Hillenbrand, Martin J(oseph) 1915-2005
Hillenbrand, Martin J(oseph) 1915-2005
OBITUARY NOTICE—See index for CA sketch: Born August 1, 1915, in Youngstown, OH; died February 2, 2005, in Athens, GA. Government official, diplomat, and author. Hillenbrand was an expert on international affairs who held important offices in the U.S. Department of State's foreign service department during the cold war years in Europe. With a B.A. earned in 1937 from the University of Dayton, he did his graduate work at Columbia University, where he received an M.A. in 1938. Hillenbrand then joined the foreign service in 1939, working in Switzerland, Burma, India, and Mozambique during World War II. After the war, he completed his Ph.D. at Columbia in 1948, while also serving as consul in Bremen, Germany, during the late 1940s.

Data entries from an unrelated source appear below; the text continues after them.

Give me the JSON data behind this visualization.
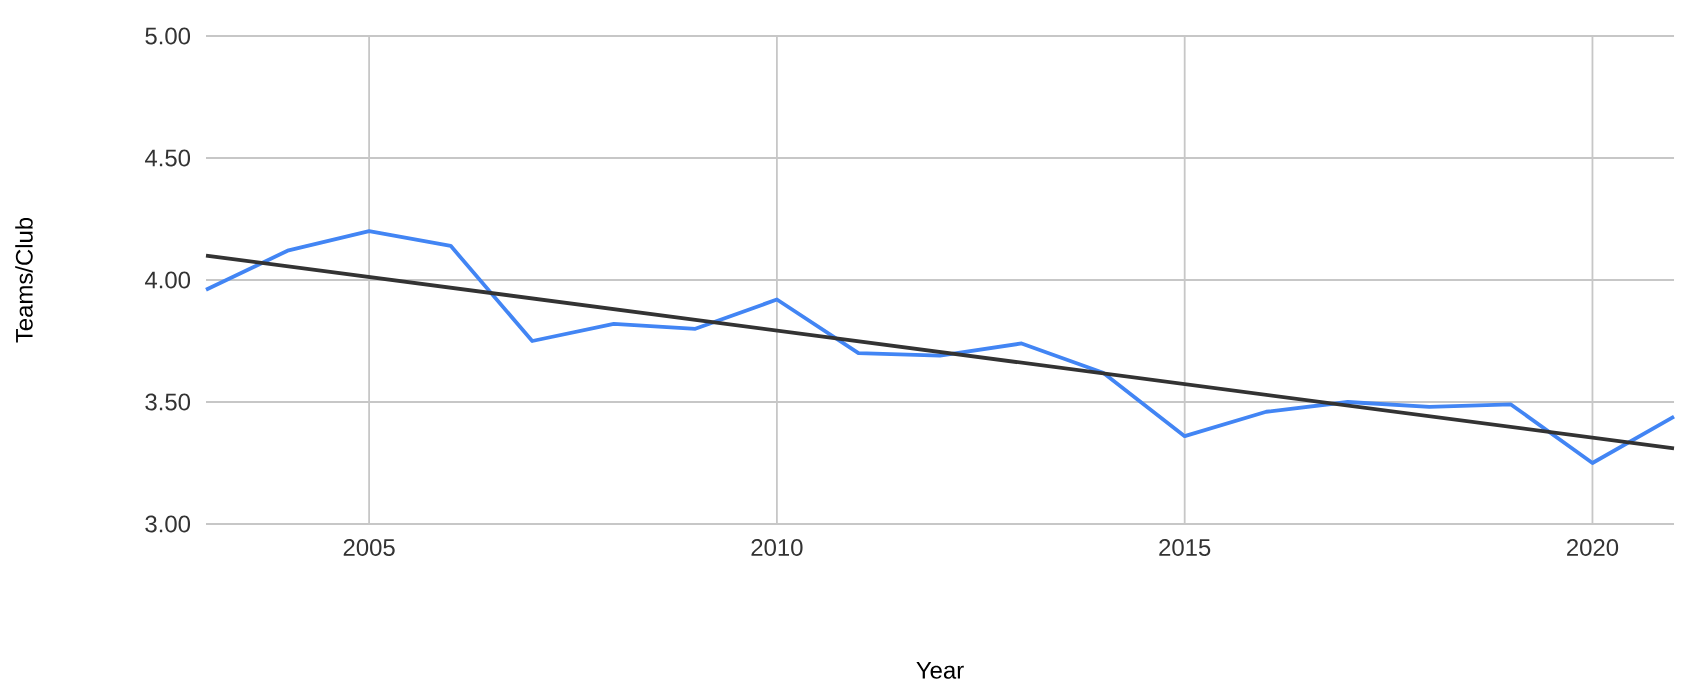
{
  "chart_data": {
    "type": "line",
    "xlabel": "Year",
    "ylabel": "Teams/Club",
    "x": [
      2003,
      2004,
      2005,
      2006,
      2007,
      2008,
      2009,
      2010,
      2011,
      2012,
      2013,
      2014,
      2015,
      2016,
      2017,
      2018,
      2019,
      2020,
      2021
    ],
    "series": [
      {
        "color": "#4285f4",
        "values": [
          3.96,
          4.12,
          4.2,
          4.14,
          3.75,
          3.82,
          3.8,
          3.92,
          3.7,
          3.69,
          3.74,
          3.62,
          3.36,
          3.46,
          3.5,
          3.48,
          3.49,
          3.25,
          3.44
        ]
      },
      {
        "type": "line",
        "color": "#333333",
        "x": [
          2003,
          2021
        ],
        "values": [
          4.1,
          3.31
        ]
      }
    ],
    "xlim": [
      2003,
      2021
    ],
    "xticks": [
      2005,
      2010,
      2015,
      2020
    ],
    "ylim": [
      3,
      5
    ],
    "yticks": [
      {
        "value": 3,
        "label": "3.00"
      },
      {
        "value": 3.5,
        "label": "3.50"
      },
      {
        "value": 4,
        "label": "4.00"
      },
      {
        "value": 4.5,
        "label": "4.50"
      },
      {
        "value": 5,
        "label": "5.00"
      }
    ],
    "grid": true,
    "marker": "none",
    "line_style": "solid"
  }
}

The next two decades were largely spent—with the exception of four years in Paris—focusing on Germany, which was then divided between East and West and was a focal point of cold war tensions between the United States and the former Soviet Union. Serving as director of the Office of German Affairs from 1958 until 1962, Hillenbrand was head of the Berlin Task Force during the Berlin Wall crisis. From 1963 until 1967, he was deputy chief of mission in Bonn, West Germany, as well as chair of the Fulbright Commission in Germany. Hillenbrand continued his distinguished career in government as U.S. ambassador to Hungary from 1967 until 1969, when he was named assistant secretary of state for European affairs. For his final years of foreign service, from 1972 until 1977, he served in the vital role of ambassador to West Germany. Retiring from the Department of State, Hillenbrand joined the Atlantic Institute for International Affairs in Paris as that organization's director-general until 1982. He spent his later years in academia, passing on his knowledge of international affairs to his students. As Dean Rusk Professor of International Relations at the University of Georgia, he also directed the institution's Center for Global Policy Studies and codirected the Center for East-West Trade Policy. Finally, in 1997, Hillenbrand retired and wrote about his experiences in Fragments of Our Time: Memoirs of a Diplomat (1998). He was also the author of the earlier book Power and Morals (1949) and editor of The Future of Berlin (1980), among other publications.
OBITUARIES AND OTHER SOURCES:
PERIODICALS
New York Times, February 18, 2005, p. A21.